There was a death in my family today. My great aunt has passed away. It was not a surprise, we had been expecting this for a few weeks. It was peaceful and calm, she was not in pain.

She was one of a dozen children, all girls except for twin boys. She was near the younger end, but she had a few sisters younger than her. My grandmother, my mother's mother, was her younger sister. A large family and they had remained in the same region, the same town, their whole lives, they stayed close.

They have been there all of my life, all of my mother's life, that generation has been there.

They are all gone now. She was the last.

She grew up during the depression, was a young adult during World War II. She married a serviceman, like several of her sisters and many other young women during that time. She stayed married to him for his whole life.

She went to college, I think, and worked as a teacher. I think she liked teaching. She read a lot, all kinds of books, a lot of non-fiction. She always went to the library. She read almost until the end of her life.

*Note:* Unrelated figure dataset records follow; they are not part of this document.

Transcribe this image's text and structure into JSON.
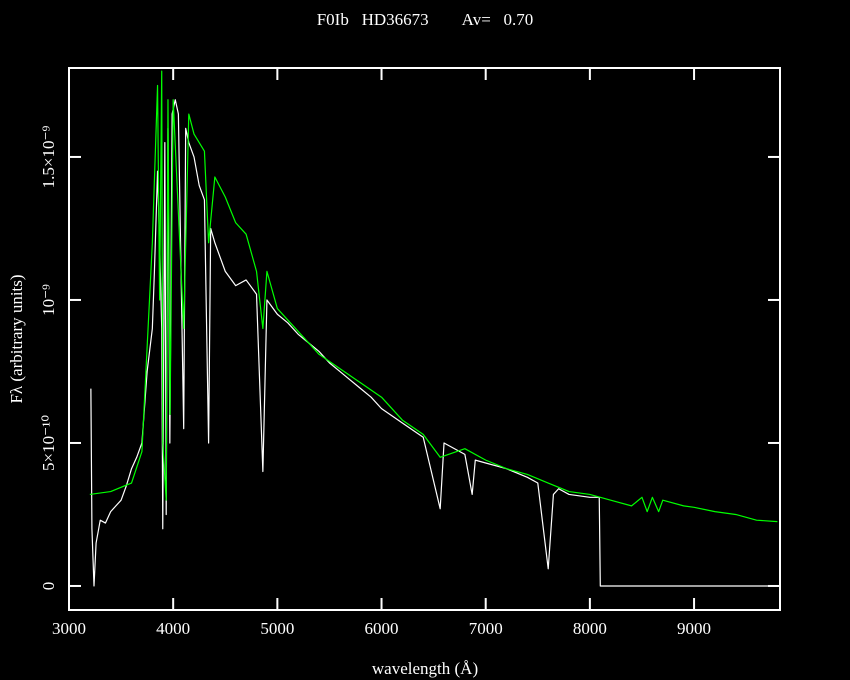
{
  "chart_data": {
    "type": "line",
    "title": "F0Ib   HD36673        Av=   0.70",
    "x_label": "wavelength (Å)",
    "y_label": "Fλ (arbitrary units)",
    "xlim": [
      3000,
      9825
    ],
    "ylim": [
      -8.4e-11,
      1.811e-09
    ],
    "xticks": [
      3000,
      4000,
      5000,
      6000,
      7000,
      8000,
      9000
    ],
    "yticks": [
      0,
      {
        "value": 5e-10,
        "label": "5×10⁻¹⁰"
      },
      {
        "value": 1e-09,
        "label": "10⁻⁹"
      },
      {
        "value": 1.5e-09,
        "label": "1.5×10⁻⁹"
      }
    ],
    "series": [
      {
        "color": "#ffffff",
        "x": [
          3210,
          3220,
          3240,
          3260,
          3300,
          3350,
          3400,
          3450,
          3500,
          3550,
          3600,
          3650,
          3700,
          3750,
          3800,
          3820,
          3850,
          3870,
          3890,
          3900,
          3920,
          3933,
          3950,
          3968,
          3990,
          4020,
          4050,
          4101,
          4120,
          4150,
          4200,
          4250,
          4300,
          4340,
          4360,
          4400,
          4450,
          4500,
          4600,
          4700,
          4800,
          4861,
          4900,
          5000,
          5100,
          5200,
          5300,
          5400,
          5500,
          5600,
          5700,
          5800,
          5900,
          6000,
          6200,
          6400,
          6563,
          6600,
          6800,
          6870,
          6900,
          7000,
          7200,
          7400,
          7500,
          7600,
          7650,
          7700,
          7800,
          8000,
          8090,
          8100,
          9825
        ],
        "values": [
          6.9e-10,
          2e-10,
          0,
          1.5e-10,
          2.3e-10,
          2.2e-10,
          2.6e-10,
          2.8e-10,
          3e-10,
          3.5e-10,
          4.1e-10,
          4.5e-10,
          5e-10,
          7.5e-10,
          9e-10,
          1.1e-09,
          1.45e-09,
          1.2e-09,
          9e-10,
          2e-10,
          1.55e-09,
          2.5e-10,
          1.6e-09,
          5e-10,
          1.65e-09,
          1.7e-09,
          1.65e-09,
          5.5e-10,
          1.6e-09,
          1.55e-09,
          1.5e-09,
          1.4e-09,
          1.35e-09,
          5e-10,
          1.25e-09,
          1.2e-09,
          1.15e-09,
          1.1e-09,
          1.05e-09,
          1.07e-09,
          1.02e-09,
          4e-10,
          1e-09,
          9.5e-10,
          9.2e-10,
          8.8e-10,
          8.5e-10,
          8.2e-10,
          7.8e-10,
          7.5e-10,
          7.2e-10,
          6.9e-10,
          6.6e-10,
          6.2e-10,
          5.7e-10,
          5.2e-10,
          2.7e-10,
          5e-10,
          4.6e-10,
          3.2e-10,
          4.4e-10,
          4.3e-10,
          4.1e-10,
          3.8e-10,
          3.6e-10,
          6e-11,
          3.2e-10,
          3.4e-10,
          3.2e-10,
          3.1e-10,
          3.1e-10,
          0,
          0
        ]
      },
      {
        "color": "#00ff00",
        "x": [
          3200,
          3400,
          3600,
          3700,
          3800,
          3850,
          3870,
          3890,
          3900,
          3933,
          3950,
          3970,
          4000,
          4101,
          4150,
          4200,
          4300,
          4340,
          4400,
          4500,
          4600,
          4700,
          4800,
          4861,
          4900,
          5000,
          5200,
          5400,
          5600,
          5800,
          6000,
          6200,
          6400,
          6563,
          6800,
          7000,
          7200,
          7400,
          7600,
          7800,
          8000,
          8200,
          8400,
          8500,
          8550,
          8600,
          8660,
          8700,
          8900,
          9000,
          9200,
          9400,
          9600,
          9800
        ],
        "values": [
          3.2e-10,
          3.3e-10,
          3.6e-10,
          4.7e-10,
          1.2e-09,
          1.75e-09,
          1e-09,
          1.8e-09,
          5e-10,
          3e-10,
          1.7e-09,
          6e-10,
          1.7e-09,
          9e-10,
          1.65e-09,
          1.58e-09,
          1.52e-09,
          1.2e-09,
          1.43e-09,
          1.36e-09,
          1.27e-09,
          1.23e-09,
          1.1e-09,
          9e-10,
          1.1e-09,
          9.7e-10,
          8.9e-10,
          8.1e-10,
          7.6e-10,
          7.1e-10,
          6.6e-10,
          5.8e-10,
          5.3e-10,
          4.5e-10,
          4.8e-10,
          4.4e-10,
          4.1e-10,
          3.9e-10,
          3.6e-10,
          3.3e-10,
          3.2e-10,
          3e-10,
          2.8e-10,
          3.1e-10,
          2.6e-10,
          3.1e-10,
          2.6e-10,
          3e-10,
          2.8e-10,
          2.75e-10,
          2.6e-10,
          2.5e-10,
          2.3e-10,
          2.25e-10
        ]
      }
    ]
  }
}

She was smart, she wouldn't admit it, but she was.

She witnessed the birth of the modern world.

She was an adult during the Korean War, the Birth of The Cold War, Television in almost every home, Elvis, the Red Scare, the Beatles, the Cuban Missile Crisis, John F. Kennedy's assassination, The Civil Rights Movement, The Vietnam War, The Moon Landing, Color television, Watergate and Nixon, The fall of the Iron Curtain and the end of The Cold War, Television that you carry around on your phone in your back pocket. All that and much more.

Her husband developed Alzheimer's, she took care of him and enabled him to live out his last years in their home. After he was gone she volunteered at an Alzheimer's care center for several years..

She baked great cookies.

She witnessed the birth of dozens of cousins and nieces and nephews. She never had her own children, I'm not sure if that was a choice, or just what happened. She knew my son and she liked to play with him and watch him grow from newborn to infant to toddler.

She was proud of what I do for a living.

She buried her husband and all her siblings, and their wives and husbands, and some of their children too.

She did all this.

I have never thought much about her life, and all she saw and what she did, until today.

We are born and we die. We connect with others along the way. The circle continues.

She died peacefully and naturally.

In a few days I will bring my son to her funeral, and I will tell him who she was and what she did.